A banalidade da política

É tão grande a quantidade, e tão duvidosa a qualidade dos cargos políticos loteados em Brasília, que somos levados a algumas considerações. O cargo de ministro, por exemplo, tornou-se tão banal que, em alguma escola de Brasília, não será incomum a professora perguntar aos alunos: qual a profissão de seus pais? E vários provavelmente responderão: ministro ou ministra. Este mesmo que escreve é filho de ex-ministro. E daqui a pouco se começará também a mentir a respeito, por vergonha, como na piada do Joãozinho. Perde-se a solenidade e a importância do cargo.

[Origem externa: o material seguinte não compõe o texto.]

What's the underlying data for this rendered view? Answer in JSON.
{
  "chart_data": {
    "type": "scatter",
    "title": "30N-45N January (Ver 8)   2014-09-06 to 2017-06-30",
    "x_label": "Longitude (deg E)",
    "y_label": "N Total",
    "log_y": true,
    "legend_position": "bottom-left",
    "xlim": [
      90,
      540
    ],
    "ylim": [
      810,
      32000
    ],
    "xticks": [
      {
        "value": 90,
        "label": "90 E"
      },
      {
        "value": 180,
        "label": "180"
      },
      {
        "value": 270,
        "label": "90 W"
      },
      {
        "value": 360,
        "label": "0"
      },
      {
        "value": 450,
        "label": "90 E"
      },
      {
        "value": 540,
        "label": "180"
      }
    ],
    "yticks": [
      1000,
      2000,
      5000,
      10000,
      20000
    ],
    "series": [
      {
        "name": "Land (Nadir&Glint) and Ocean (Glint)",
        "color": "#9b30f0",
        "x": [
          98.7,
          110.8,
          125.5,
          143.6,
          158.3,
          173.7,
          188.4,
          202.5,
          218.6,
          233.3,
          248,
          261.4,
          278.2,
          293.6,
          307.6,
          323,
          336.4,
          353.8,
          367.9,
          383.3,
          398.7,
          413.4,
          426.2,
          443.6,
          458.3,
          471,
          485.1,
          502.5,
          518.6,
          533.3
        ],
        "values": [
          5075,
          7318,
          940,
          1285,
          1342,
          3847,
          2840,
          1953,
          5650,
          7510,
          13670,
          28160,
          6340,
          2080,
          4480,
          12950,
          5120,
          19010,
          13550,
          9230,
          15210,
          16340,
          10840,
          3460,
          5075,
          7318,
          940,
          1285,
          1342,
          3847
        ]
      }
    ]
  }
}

Mas esta é uma consideração secundária face à profusão de ministérios e siglas, muitas vezes concorrentes, quando não conflitantes. Ao Ministério da Agricultura, Pecuária e Abastecimento, comandado por notória ruralista, contrapõe-se o Ministério do Desenvolvimento Agrário, comandado por Patrus Ananias, bem conhecido por sua gestão à frente da prefeitura em Belo Horizonte e por seu grande envolvimento em causas sociais; foi um dos mentores do Programa Fome Zero, entre outros. É inevitável que ambos batam cabeça, como já ocorreu neste início de ano. Não seria melhor haver apenas um ministério, o da Agricultura, com um titular igualmente aberto às reinvindicações do agronegócio e dos pequenos produtores e movimentos sociais? É preciso lembrar que há ainda o Ministério da Pesca e Aquicultura, sob comando de Helder Barbalho.
Outro exemplo é o do Ministério das Cidades, sob comando de Gilberto Kassab, do Ministério da Integração Nacional, sob comando de Gilberto Occhi (?), do Ministério do Desenvolvimento Social e Combate à Fome, sob liderança de Tereza Campello. Pergunto-me se estes dois últimos não poderiam estar integrados ao primeiro, na forma de secretarias.
O último exemplo é o da multiplicidade de siglas que tratam da questão econômica, como o Ministério da Fazenda (Joaquim Levy), Ministério do Desenvolvimento, Indústria e Comércio Exterior (Armando Monteiro), Ministério do Planejamento, Orçamento e Gestão (Nelson Barbosa). Acredito que a tarefa mais difícil seja deste último, pois, como planejar e gerir essa mixórdia de ministérios, secretarias e outros órgãos?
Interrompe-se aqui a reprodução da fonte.